The image is sent to a GRM via an OpenAI-compatible router; the returned transcription is compared to ground_truth using Levenshtein distance to yield a score in [0, 1] (1 = perfect match).

Parameters:

data_source – Source dataset identifier. Unused, kept for interface consistency.
solution_image – The solution image or video to be evaluated.
ground_truth – The ground truth text for comparison.
extra_info – Additional information; frame_interval controls video frame subsampling.
reward_router_address – host:port of the GRM router.
reward_model_tokenizer – Tokenizer for the reward model. Unused, kept for interface consistency.
model_name – Name or path of the GRM. Defaults to DEFAULT_GRM_MODEL_PATH.

Returns:

{"score": float, "genrm_response": str}.

Return type:

dict

HTTP Scorer Client

Generic HTTP reward client for external scorer services.

Sends generated images to an external HTTP scorer service using pickle protocol and returns the score. Compatible with all scorer services under rewards_services/api_services/ that accept the standard payload format:

POST with pickle-serialized {"images": List[bytes], "prompts": List[str], "metadata": dict}
Response: pickle-serialized {"scores": List[float]}

async verl_omni.utils.reward_score.http_scorer_client.compute_score(solution_image: Tensor, ground_truth: str, server_url: str, **kwargs) → dict[source]

Compute reward by calling an external HTTP scorer service.

Parameters:

solution_image – Generated image tensor (C, H, W) or (N, C, H, W).
ground_truth – Prompt string passed directly to the scorer service.
server_url – Full URL of the scorer service (e.g., “http://localhost:19082”).

Returns:

dict with “score” key.

UnifiedReward Scorer

Human-preference scoring backed by UnifiedReward 2.0.

async verl_omni.utils.reward_score.unified_reward.compute_score_unified_reward(data_source: str, solution_image: ndarray | Tensor, ground_truth: str, extra_info: dict, reward_router_address: str, reward_model_tokenizer: PythonBackend = None, model_name: str | None = None)[source]

Compute a human-preference score via UnifiedReward 2.0.

The reward model scores the generated image against its text caption on Alignment, Coherence, and Style axes.

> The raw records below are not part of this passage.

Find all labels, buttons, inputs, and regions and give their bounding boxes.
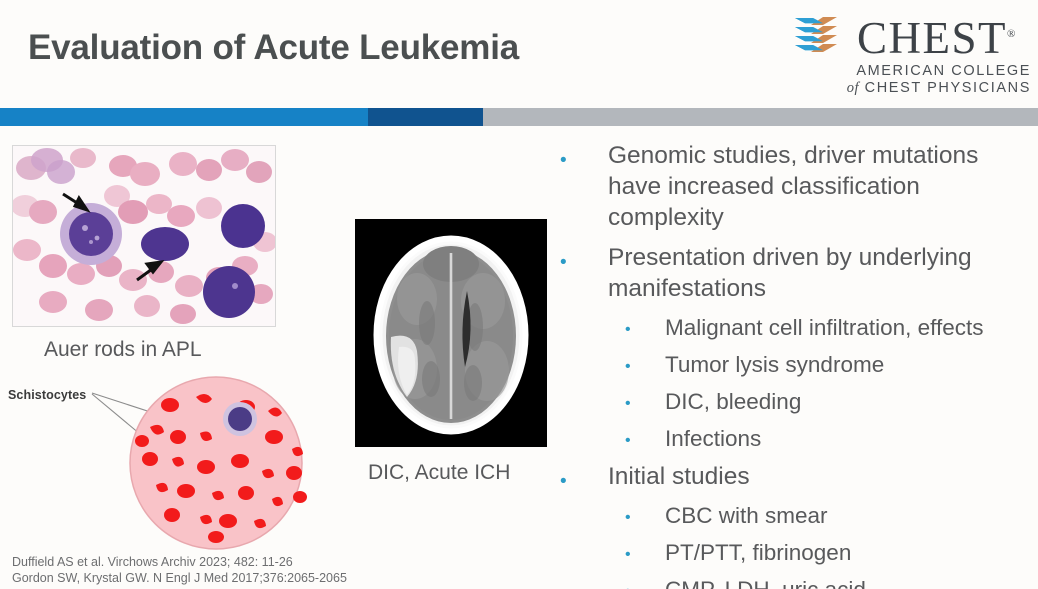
bullet-item: •Presentation driven by underlying manif… [560, 242, 1038, 304]
bullet-item: •CMP, LDH, uric acid [560, 575, 1038, 589]
bullet-marker-icon: • [625, 575, 665, 589]
accent-bar-segment-light-blue [0, 108, 368, 126]
bullet-marker-icon: • [560, 461, 608, 491]
bullet-item: •Malignant cell infiltration, effects [560, 313, 1038, 342]
ct-caption: DIC, Acute ICH [368, 461, 510, 485]
accent-bar-segment-dark-blue [368, 108, 483, 126]
bullet-item: •Genomic studies, driver mutations have … [560, 140, 1038, 233]
bullet-marker-icon: • [625, 501, 665, 526]
chest-wordmark: CHEST® [857, 12, 1015, 61]
logo-subtitle-of: of [847, 80, 859, 96]
bullet-marker-icon: • [625, 424, 665, 449]
bullet-text: CBC with smear [665, 501, 828, 530]
blood-smear-image [12, 145, 276, 327]
accent-bar [0, 108, 1038, 126]
chest-logo: CHEST® AMERICAN COLLEGE of CHEST PHYSICI… [793, 12, 1031, 100]
schistocytes-label: Schistocytes [8, 388, 86, 402]
bullet-text: Infections [665, 424, 761, 453]
bullet-text: Tumor lysis syndrome [665, 350, 884, 379]
bullet-marker-icon: • [560, 140, 608, 170]
head-ct-image [355, 219, 547, 447]
bullet-item: •Tumor lysis syndrome [560, 350, 1038, 379]
bullet-text: Genomic studies, driver mutations have i… [608, 140, 1038, 233]
chest-chevron-mark [793, 14, 851, 60]
bullet-marker-icon: • [625, 350, 665, 375]
bullet-marker-icon: • [625, 538, 665, 563]
citation-block: Duffield AS et al. Virchows Archiv 2023;… [12, 554, 347, 586]
bullet-item: •Infections [560, 424, 1038, 453]
logo-subtitle-line2: of CHEST PHYSICIANS [793, 80, 1031, 97]
smear-caption: Auer rods in APL [44, 338, 202, 362]
accent-bar-segment-gray [483, 108, 1038, 126]
bullet-item: •Initial studies [560, 461, 1038, 492]
citation-line: Gordon SW, Krystal GW. N Engl J Med 2017… [12, 570, 347, 586]
bullet-marker-icon: • [625, 387, 665, 412]
chest-wordmark-text: CHEST [857, 13, 1007, 63]
page-title: Evaluation of Acute Leukemia [28, 28, 519, 68]
bullet-text: Initial studies [608, 461, 750, 492]
bullet-list: •Genomic studies, driver mutations have … [560, 140, 1038, 589]
bullet-text: PT/PTT, fibrinogen [665, 538, 851, 567]
bullet-marker-icon: • [560, 242, 608, 272]
bullet-text: Presentation driven by underlying manife… [608, 242, 1038, 304]
logo-subtitle-line1: AMERICAN COLLEGE [793, 63, 1031, 79]
bullet-marker-icon: • [625, 313, 665, 338]
citation-line: Duffield AS et al. Virchows Archiv 2023;… [12, 554, 347, 570]
bullet-item: •DIC, bleeding [560, 387, 1038, 416]
blood-smear-graphic [13, 146, 275, 326]
bullet-item: •CBC with smear [560, 501, 1038, 530]
bullet-text: CMP, LDH, uric acid [665, 575, 866, 589]
bullet-text: DIC, bleeding [665, 387, 801, 416]
bullet-item: •PT/PTT, fibrinogen [560, 538, 1038, 567]
registered-mark: ® [1007, 28, 1015, 40]
slide-canvas: Evaluation of Acute Leukemia [0, 0, 1038, 589]
head-ct-graphic [355, 219, 547, 447]
bullet-text: Malignant cell infiltration, effects [665, 313, 984, 342]
logo-subtitle-rest: CHEST PHYSICIANS [865, 80, 1031, 96]
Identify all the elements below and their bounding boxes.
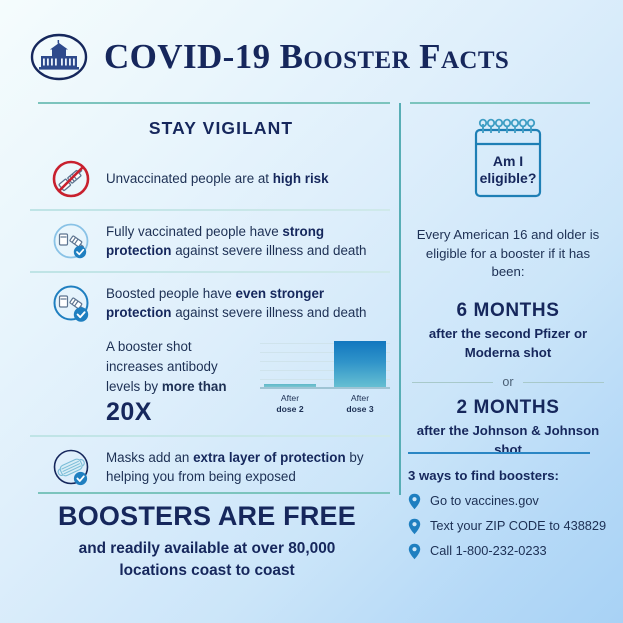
header-rule-left: [38, 102, 390, 104]
stay-vigilant-title: STAY VIGILANT: [30, 118, 390, 139]
find-boosters-section: 3 ways to find boosters: Go to vaccines.…: [408, 468, 614, 567]
fact-unvaccinated-text: Unvaccinated people are at high risk: [106, 169, 329, 188]
right-column: Am I eligible? Every American 16 and old…: [408, 114, 608, 459]
booster-antibody-block: A booster shot increases antibody levels…: [30, 333, 390, 435]
or-line-left: [412, 382, 493, 383]
chart-label-dose-2: After dose 2: [260, 393, 320, 414]
fact-masks: Masks add an extra layer of protection b…: [30, 437, 390, 497]
way-text-website: Go to vaccines.gov: [430, 492, 539, 509]
chart-label-line: After: [351, 393, 369, 403]
header-rule-right: [410, 102, 590, 104]
way-item-text[interactable]: Text your ZIP CODE to 438829: [408, 517, 614, 535]
chart-label-line: After: [281, 393, 299, 403]
booster-copy-bold: more than: [162, 379, 227, 394]
boosted-check-icon: [50, 282, 92, 324]
way-text-phone: Call 1-800-232-0233: [430, 542, 547, 559]
or-label: or: [502, 375, 513, 389]
fact-text-part: Boosted people have: [106, 286, 236, 301]
ways-heading: 3 ways to find boosters:: [408, 468, 614, 483]
fact-text-bold: extra layer of protection: [193, 450, 346, 465]
eligibility-intro: Every American 16 and older is eligible …: [408, 226, 608, 282]
fact-text-part: Fully vaccinated people have: [106, 224, 282, 239]
banner-line-2: and readily available at over 80,000: [79, 540, 336, 557]
white-house-seal-icon: [30, 32, 88, 82]
fact-text-part: Masks add an: [106, 450, 193, 465]
no-vaccine-icon: [50, 158, 92, 200]
chart-axis: [260, 387, 390, 389]
chart-label-line: dose 2: [276, 404, 303, 414]
notepad-line-1: Am I: [493, 153, 523, 169]
way-item-phone[interactable]: Call 1-800-232-0233: [408, 542, 614, 560]
option-b-duration: 2 MONTHS: [408, 397, 608, 419]
fact-fully-vaccinated-text: Fully vaccinated people have strong prot…: [106, 222, 390, 261]
way-item-website[interactable]: Go to vaccines.gov: [408, 492, 614, 510]
fact-fully-vaccinated: Fully vaccinated people have strong prot…: [30, 211, 390, 271]
or-divider: or: [412, 375, 604, 389]
fact-text-tail: against severe illness and death: [171, 243, 366, 258]
chart-label-dose-3: After dose 3: [330, 393, 390, 414]
banner-rule: [38, 492, 390, 494]
notepad-icon: Am I eligible?: [462, 114, 554, 214]
chart-category-labels: After dose 2 After dose 3: [260, 393, 390, 414]
chart-plot-area: [260, 341, 390, 389]
column-divider: [399, 103, 401, 495]
banner-subtext: and readily available at over 80,000 loc…: [22, 538, 392, 583]
fact-boosted: Boosted people have even stronger protec…: [30, 273, 390, 333]
mask-check-icon: [50, 446, 92, 488]
booster-antibody-copy: A booster shot increases antibody levels…: [106, 337, 246, 427]
notepad-line-2: eligible?: [480, 170, 537, 186]
map-pin-icon: [408, 518, 421, 535]
ways-rule: [408, 452, 590, 454]
chart-bar-after-dose-3: [334, 341, 386, 387]
left-column: STAY VIGILANT Unvaccinated people are at…: [30, 118, 390, 497]
fact-text-bold: high risk: [273, 171, 329, 186]
fact-boosted-text: Boosted people have even stronger protec…: [106, 284, 390, 323]
fact-masks-text: Masks add an extra layer of protection b…: [106, 448, 390, 487]
page-title: COVID-19 Booster Facts: [104, 37, 509, 77]
fact-text-part: Unvaccinated people are at: [106, 171, 273, 186]
or-line-right: [523, 382, 604, 383]
option-a-detail: after the second Pfizer or Moderna shot: [408, 325, 608, 362]
banner-line-3: locations coast to coast: [119, 562, 294, 579]
fact-unvaccinated: Unvaccinated people are at high risk: [30, 149, 390, 209]
fact-text-tail: against severe illness and death: [171, 305, 366, 320]
banner-headline: BOOSTERS ARE FREE: [22, 502, 392, 532]
boosters-free-banner: BOOSTERS ARE FREE and readily available …: [22, 502, 392, 582]
option-a-duration: 6 MONTHS: [408, 300, 608, 322]
booster-multiplier: 20X: [106, 398, 246, 427]
header: COVID-19 Booster Facts: [30, 26, 599, 88]
map-pin-icon: [408, 543, 421, 560]
covid-booster-infographic: COVID-19 Booster Facts STAY VIGILANT Unv…: [0, 0, 623, 623]
vaccinated-check-icon: [50, 220, 92, 262]
chart-label-line: dose 3: [346, 404, 373, 414]
way-text-text: Text your ZIP CODE to 438829: [430, 517, 606, 534]
map-pin-icon: [408, 493, 421, 510]
antibody-bar-chart: After dose 2 After dose 3: [260, 337, 390, 414]
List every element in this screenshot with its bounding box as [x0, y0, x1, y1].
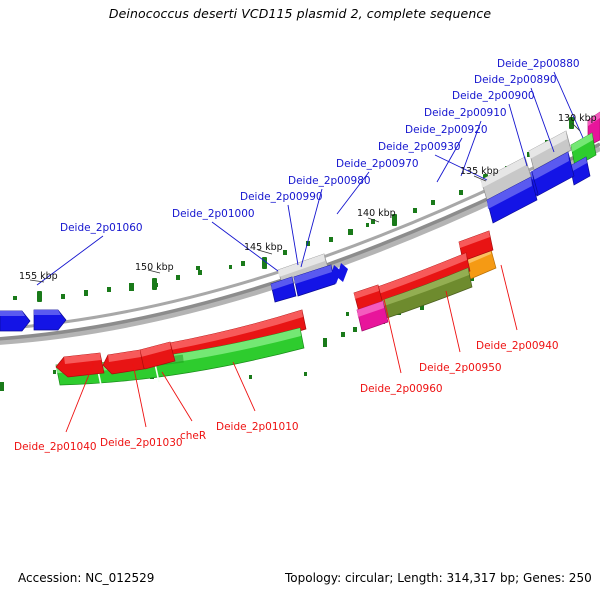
gene-label-deide-2p00880[interactable]: Deide_2p00880 — [497, 58, 580, 70]
gene-label-deide-2p00970[interactable]: Deide_2p00970 — [336, 158, 419, 170]
gene-label-deide-2p00930[interactable]: Deide_2p00930 — [378, 141, 461, 153]
genome-stats-text: Topology: circular; Length: 314,317 bp; … — [285, 571, 592, 585]
gene-label-deide-2p00890[interactable]: Deide_2p00890 — [474, 74, 557, 86]
gene-label-deide-2p00950[interactable]: Deide_2p00950 — [419, 362, 502, 374]
gene-label-deide-2p01040[interactable]: Deide_2p01040 — [14, 441, 97, 453]
ruler-tick-140-kbp: 140 kbp — [357, 208, 396, 219]
gene-label-deide-2p01010[interactable]: Deide_2p01010 — [216, 421, 299, 433]
gene-label-deide-2p00900[interactable]: Deide_2p00900 — [452, 90, 535, 102]
gene-label-deide-2p00960[interactable]: Deide_2p00960 — [360, 383, 443, 395]
accession-text: Accession: NC_012529 — [18, 571, 154, 585]
ruler-tick-150-kbp: 150 kbp — [135, 262, 174, 273]
gene-label-deide-2p00980[interactable]: Deide_2p00980 — [288, 175, 371, 187]
ruler-tick-135-kbp: 135 kbp — [460, 166, 499, 177]
gene-label-deide-2p01000[interactable]: Deide_2p01000 — [172, 208, 255, 220]
gene-label-deide-2p00920[interactable]: Deide_2p00920 — [405, 124, 488, 136]
gene-label-deide-2p01030[interactable]: Deide_2p01030 — [100, 437, 183, 449]
ruler-tick-130-kbp: 130 kbp — [558, 113, 597, 124]
ruler-tick-145-kbp: 145 kbp — [244, 242, 283, 253]
genome-viewer: Deinococcus deserti VCD115 plasmid 2, co… — [0, 0, 600, 600]
ruler-tick-155-kbp: 155 kbp — [19, 271, 58, 282]
gene-label-deide-2p01060[interactable]: Deide_2p01060 — [60, 222, 143, 234]
gene-label-cher[interactable]: cheR — [180, 430, 206, 442]
gene-label-deide-2p00940[interactable]: Deide_2p00940 — [476, 340, 559, 352]
gene-feature-group-right — [481, 112, 600, 223]
gene-label-deide-2p00990[interactable]: Deide_2p00990 — [240, 191, 323, 203]
gene-label-deide-2p00910[interactable]: Deide_2p00910 — [424, 107, 507, 119]
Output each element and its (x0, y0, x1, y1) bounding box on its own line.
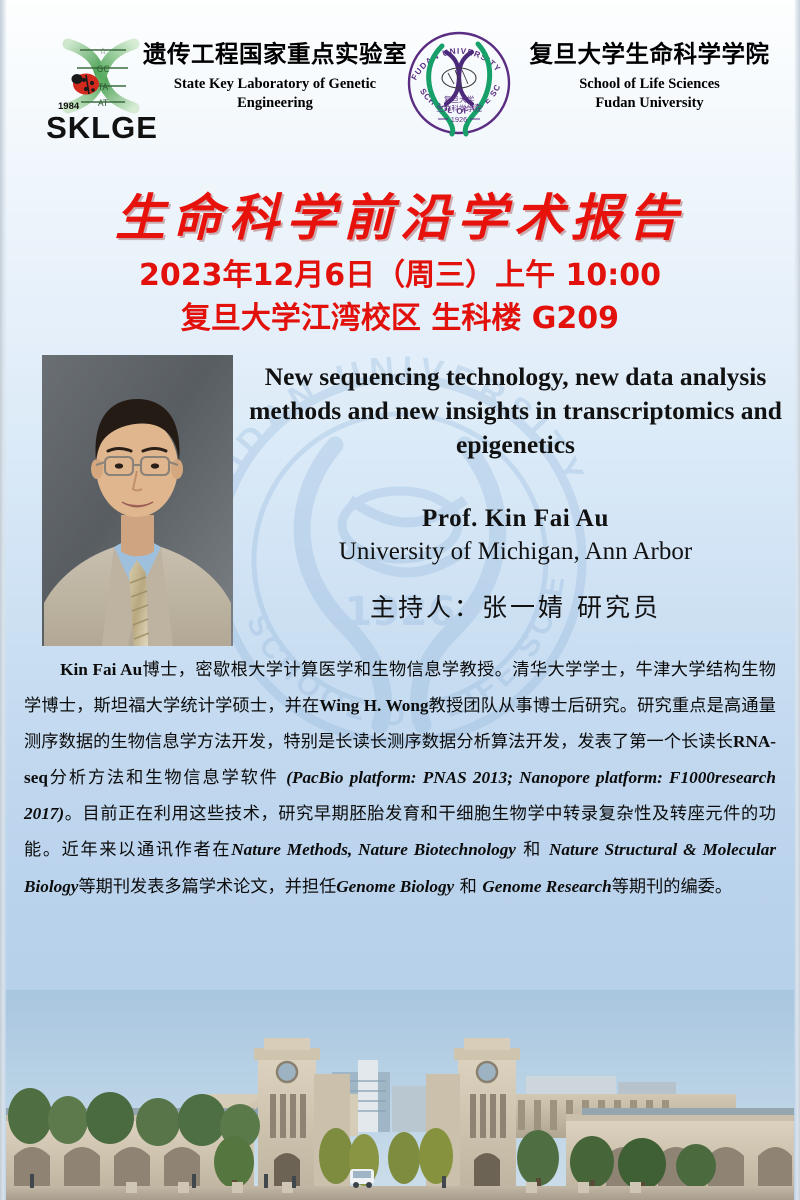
talk-title: New sequencing technology, new data anal… (243, 360, 788, 462)
speaker-bio: Kin Fai Au博士，密歇根大学计算医学和生物信息学教授。清华大学学士，牛津… (24, 652, 776, 905)
fudan-sls-logo-icon: FUDAN UNIVERSITY SCHOOL OF LIFE SCIENCES… (400, 22, 518, 144)
speaker-name: Prof. Kin Fai Au (243, 505, 788, 533)
fudan-name-en-line1: School of Life Sciences (579, 76, 720, 92)
fudan-name-en: School of Life Sciences Fudan University (512, 75, 787, 113)
svg-text:AT: AT (98, 99, 109, 109)
bio-segment: 和 (454, 877, 482, 897)
fudan-logo-cn-line2: 生命科学学院 (436, 103, 482, 113)
fudan-name-cn: 复旦大学生命科学学院 (512, 42, 787, 68)
fudan-name-block: 复旦大学生命科学学院 School of Life Sciences Fudan… (512, 42, 787, 113)
speaker-portrait (42, 355, 233, 646)
bio-segment: Kin Fai Au (60, 660, 142, 679)
bio-segment: 等期刊发表多篇学术论文，并担任 (78, 877, 336, 897)
fudan-name-en-line2: Fudan University (595, 95, 703, 111)
campus-photo (6, 990, 794, 1200)
fudan-logo-year: 1926 (451, 115, 467, 124)
svg-text:☆: ☆ (99, 47, 107, 57)
poster-header: ☆ GC TA AT 1984 SKLGE 遗传工程国家重点实验室 State … (0, 0, 800, 160)
sklge-name-en-line1: State Key Laboratory of Genetic (174, 76, 376, 92)
bio-segment: Genome Research (482, 877, 611, 896)
sklge-name-en: State Key Laboratory of Genetic Engineer… (140, 75, 410, 113)
svg-text:GC: GC (97, 65, 110, 75)
sklge-name-en-line2: Engineering (237, 95, 313, 111)
event-venue: 复旦大学江湾校区 生科楼 G209 (0, 293, 800, 337)
sklge-logo-wordmark: SKLGE (46, 110, 158, 144)
speaker-affiliation: University of Michigan, Ann Arbor (243, 538, 788, 566)
bio-segment: 等期刊的编委。 (612, 877, 732, 897)
sklge-name-cn: 遗传工程国家重点实验室 (140, 42, 410, 68)
bio-segment: 分析方法和生物信息学软件 (48, 768, 286, 788)
series-title: 生命科学前沿学术报告 (0, 178, 800, 250)
sklge-name-block: 遗传工程国家重点实验室 State Key Laboratory of Gene… (140, 42, 410, 113)
bio-segment: Genome Biology (336, 877, 454, 896)
bio-segment: 和 (516, 840, 549, 860)
event-datetime: 2023年12月6日（周三）上午 10:00 (0, 250, 800, 294)
host-line: 主持人：张一婧 研究员 (243, 588, 788, 624)
seminar-poster: FUDAN UNIVERSITY SCHOOL OF LIFE SCIENCES… (0, 0, 800, 1200)
fudan-logo-cn-line1: 复旦大学 (444, 94, 475, 104)
bio-segment: Wing H. Wong (319, 696, 428, 715)
bio-segment: Nature Methods, Nature Biotechnology (231, 840, 516, 859)
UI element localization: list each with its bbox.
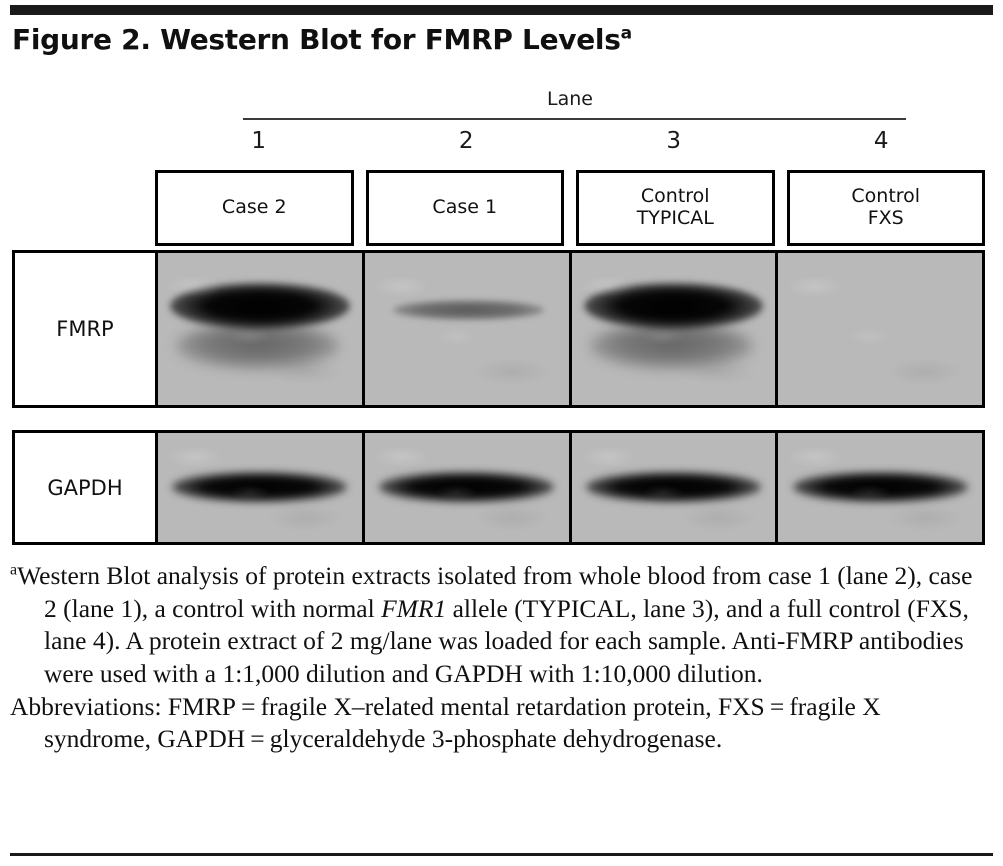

The returned score is the mean of those axes normalized from the model’s 1-5 scale to [0, 1].

Reward Utilities

verl_omni.utils.reward_score.reward_utils.pil_image_to_base64(image: Image) → str[source]

Convert a PIL Image to a base64-encoded data URI string.

Parameters:: image – The PIL Image to convert.
Returns:: A base64-encoded PNG data URI string (e.g. data:image/png;base64,...).